Sensitive Data Exposure

Review code to verifyproper use of encryption for sensitive data. Check that secrets are not exposed via logging, error messages, etc.

XML External Entities Injection

If accepting XML input, use a well-vetted XML parser and sanitize input. Monitor for extremely large XML entity payloads.

Applying Security Updates

Ensure Phoenix apps stay up-to-date with the latest security fixes:

Phoenix Framework

Track Phoenix updates and apply security fixes promptly when new Phoenix versions are released.

Dependencies

Use tools like Dependabot to automatically open PRs when dependencies need security updates. Quickly review and merge these PRs.

OS and Infrastructure

Apply timely security updates to operating systems, web servers, databases, etc. Consider immutable infrastructure to speed deployment of fresh patched images.
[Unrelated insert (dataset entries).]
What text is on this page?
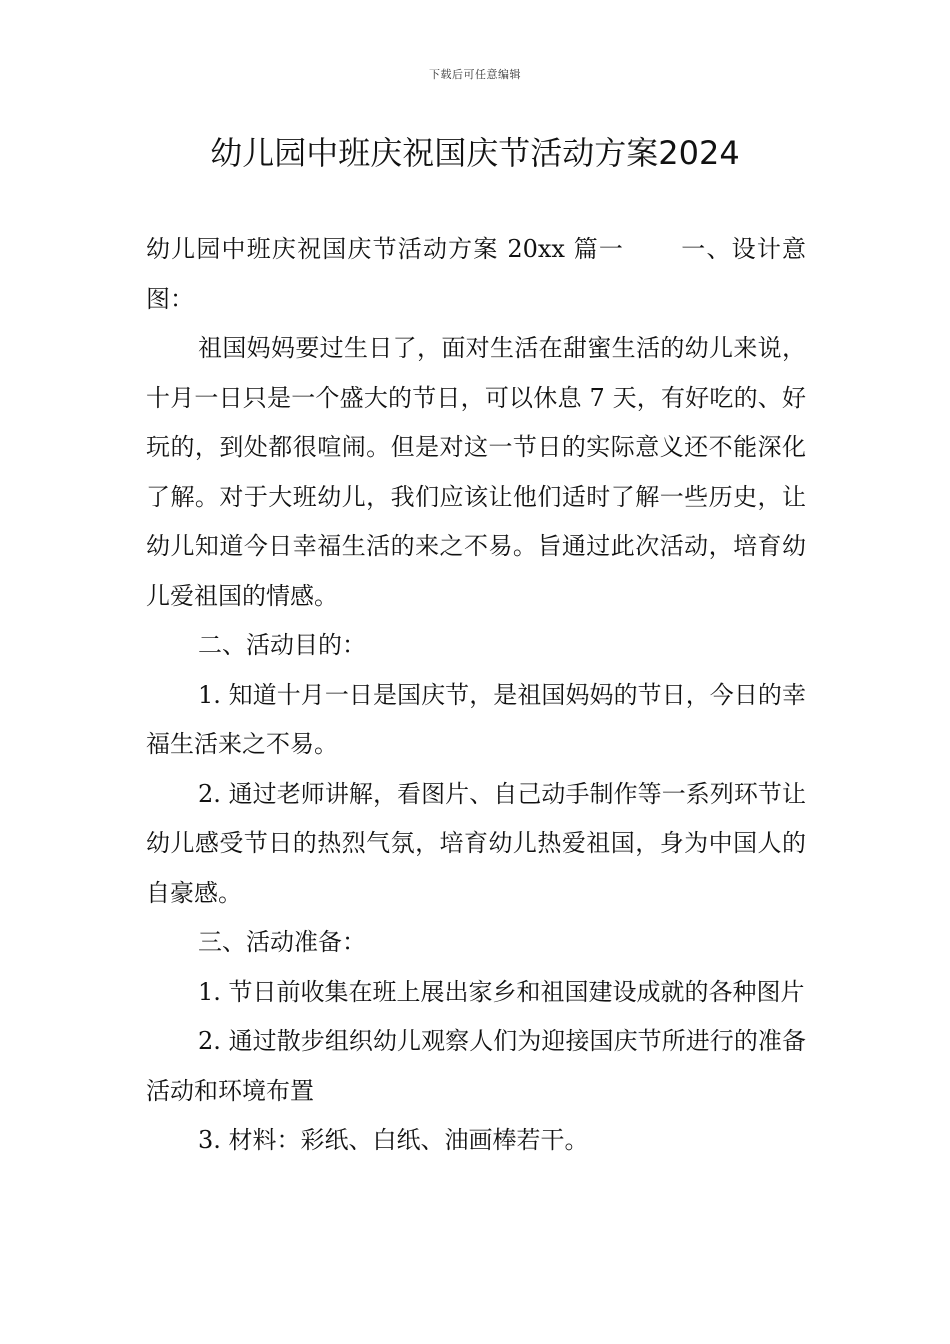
下载后可任意编辑
幼儿园中班庆祝国庆节活动方案2024

幼儿园中班庆祝国庆节活动方案 20xx 篇一 一、设计意图：

祖国妈妈要过生日了，面对生活在甜蜜生活的幼儿来说，十月一日只是一个盛大的节日，可以休息 7 天，有好吃的、好玩的，到处都很喧闹。但是对这一节日的实际意义还不能深化了解。对于大班幼儿，我们应该让他们适时了解一些历史，让幼儿知道今日幸福生活的来之不易。旨通过此次活动，培育幼儿爱祖国的情感。

二、活动目的：

1. 知道十月一日是国庆节，是祖国妈妈的节日，今日的幸福生活来之不易。

2. 通过老师讲解，看图片、自己动手制作等一系列环节让幼儿感受节日的热烈气氛，培育幼儿热爱祖国，身为中国人的自豪感。

三、活动准备：

1. 节日前收集在班上展出家乡和祖国建设成就的各种图片

2. 通过散步组织幼儿观察人们为迎接国庆节所进行的准备活动和环境布置

3. 材料：彩纸、白纸、油画棒若干。
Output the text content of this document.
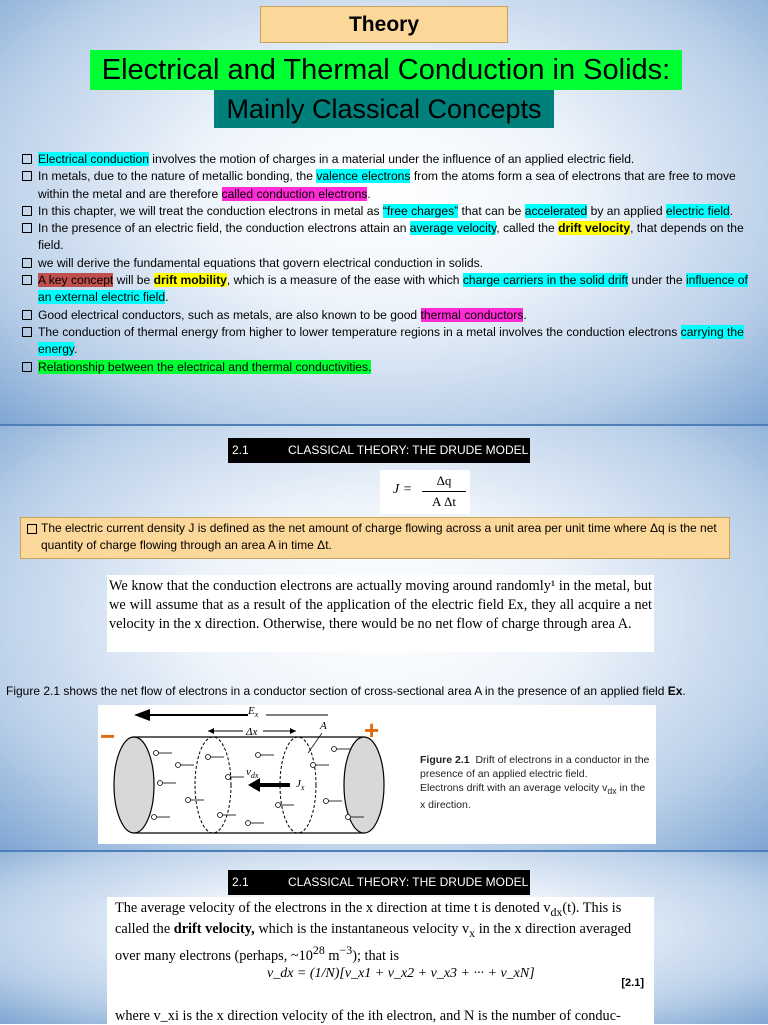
Theory
Electrical and Thermal Conduction in Solids:
Mainly Classical Concepts
Electrical conduction involves the motion of charges in a material under the influence of an applied electric field.
In metals, due to the nature of metallic bonding, the valence electrons from the atoms form a sea of electrons that are free to move within the metal and are therefore called conduction electrons.
In this chapter, we will treat the conduction electrons in metal as “free charges” that can be accelerated by an applied electric field.
In the presence of an electric field, the conduction electrons attain an average velocity, called the drift velocity, that depends on the field.
we will derive the fundamental equations that govern electrical conduction in solids.
A key concept will be drift mobility, which is a measure of the ease with which charge carriers in the solid drift under the influence of an external electric field.
Good electrical conductors, such as metals, are also known to be good thermal conductors.
The conduction of thermal energy from higher to lower temperature regions in a metal involves the conduction electrons carrying the energy.
Relationship between the electrical and thermal conductivities.
2.1	CLASSICAL THEORY: THE DRUDE MODEL
J =
Δq
A Δt
The electric current density J is defined as the net amount of charge flowing across a unit area per unit time where Δq is the net quantity of charge flowing through an area A in time Δt.
We know that the conduction electrons are actually moving around randomly¹ in the metal, but we will assume that as a result of the application of the electric field Ex, they all acquire a net velocity in the x direction. Otherwise, there would be no net flow of charge through area A.
Figure 2.1 shows the net flow of electrons in a conductor section of cross-sectional area A in the presence of an applied field Ex.
$E_x$
Δx	A
$v_{dx}$
$J_x$
−	+
Figure 2.1 Drift of electrons in a conductor in the presence of an applied electric field.
Electrons drift with an average velocity $v_{dx}$ in the x direction.
2.1	CLASSICAL THEORY: THE DRUDE MODEL
The average velocity of the electrons in the x direction at time t is denoted $v_{dx}(t)$. This is called the drift velocity, which is the instantaneous velocity $v_x$ in the x direction averaged over many electrons (perhaps, $\sim 10^{28}$ $m^{-3}$); that is
v_dx = (1/N)[v_x1 + v_x2 + v_x3 + ··· + v_xN]
[2.1]
where v_xi is the x direction velocity of the ith electron, and N is the number of conduc-
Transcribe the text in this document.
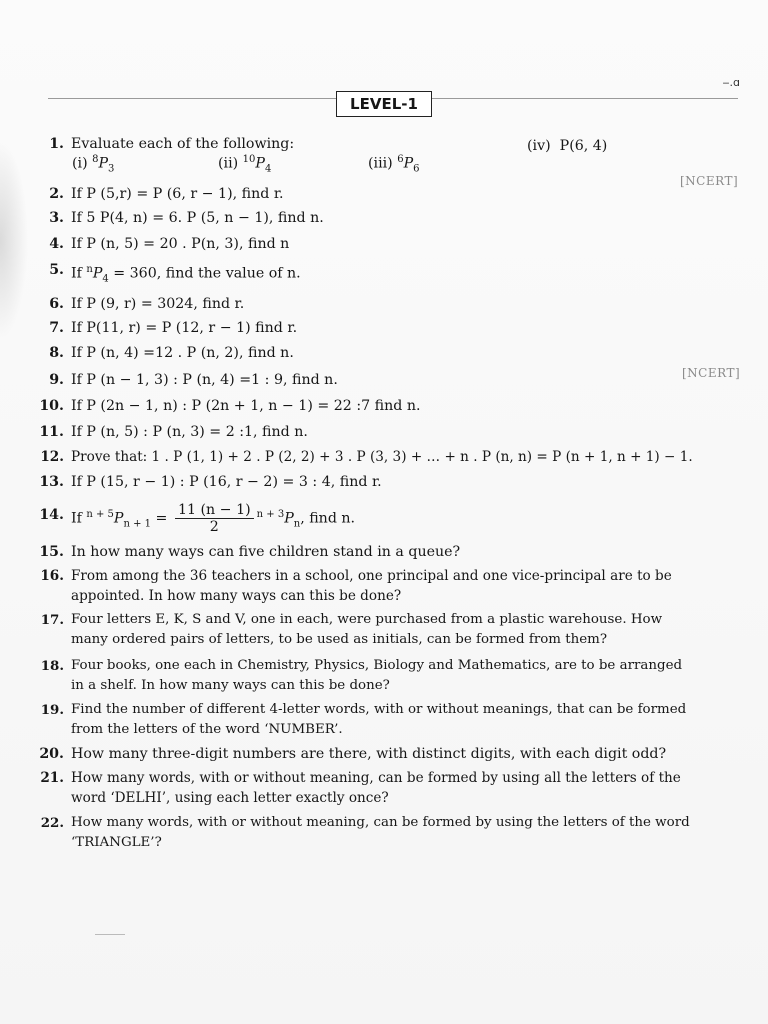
‒.ɑ
LEVEL-1
[NCERT]
[NCERT]
1. Evaluate each of the following:
(i) $^8P_3$	(ii) $^{10}P_4$	(iii) $^6P_6$
(iv) P(6, 4)
2. If P (5,r) = P (6, r − 1), find r.
3. If 5 P(4, n) = 6. P (5, n − 1), find n.
4. If P (n, 5) = 20 . P(n, 3), find n
5. If $^nP_4 = 360$, find the value of n.
6. If P (9, r) = 3024, find r.
7. If P(11, r) = P (12, r − 1) find r.
8. If P (n, 4) =12 . P (n, 2), find n.
9. If P (n − 1, 3) : P (n, 4) =1 : 9, find n.
10. If P (2n − 1, n) : P (2n + 1, n − 1) = 22 :7 find n.
11. If P (n, 5) : P (n, 3) = 2 :1, find n.
12. Prove that: 1 . P (1, 1) + 2 . P (2, 2) + 3 . P (3, 3) + … + n . P (n, n) = P (n + 1, n + 1) − 1.
13. If P (15, r − 1) : P (16, r − 2) = 3 : 4, find r.
14. If $^{n + 5}P_{n + 1} = \frac{11 (n - 1)}{2} ^{n + 3}P_n$, find n.
15. In how many ways can five children stand in a queue?
16. From among the 36 teachers in a school, one principal and one vice-principal are to be
appointed. In how many ways can this be done?
17. Four letters E, K, S and V, one in each, were purchased from a plastic warehouse. How
many ordered pairs of letters, to be used as initials, can be formed from them?
18. Four books, one each in Chemistry, Physics, Biology and Mathematics, are to be arranged
in a shelf. In how many ways can this be done?
19. Find the number of different 4-letter words, with or without meanings, that can be formed
from the letters of the word ‘NUMBER’.
20. How many three-digit numbers are there, with distinct digits, with each digit odd?
21. How many words, with or without meaning, can be formed by using all the letters of the
word ‘DELHI’, using each letter exactly once?
22. How many words, with or without meaning, can be formed by using the letters of the word
‘TRIANGLE’?
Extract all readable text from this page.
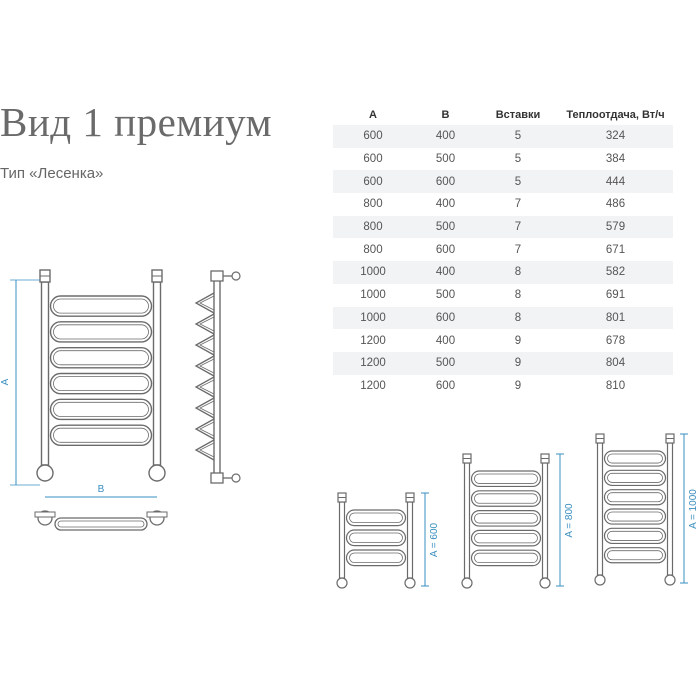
Вид 1 премиум
Тип «Лесенка»
A	B	Вставки	Теплоотдача, Вт/ч
600	400	5	324
600	500	5	384
600	600	5	444
800	400	7	486
800	500	7	579
800	600	7	671
1000	400	8	582
1000	500	8	691
1000	600	8	801
1200	400	9	678
1200	500	9	804
1200	600	9	810
A
B
A = 600
A = 800	A = 1000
Security Training for Developers

Implement regular security training to teach Phoenix developers:

– OWASP Top 10 and other common vulnerabilities
– Using libraries and frameworks securely
– Proper error handling and logging
– Threat modeling to identify risks
– Input validation and output encoding
– Importance of upgrades, patches and monitoring

Focused security training will equip teams to build more secure software.

Conclusion

Security requires vigilance – use tools and libraries to enforce good practices, monitor for new threats, apply patches quickly, and ensure teams have proper training. A proactive approach to security will help protect Phoenix applications and users.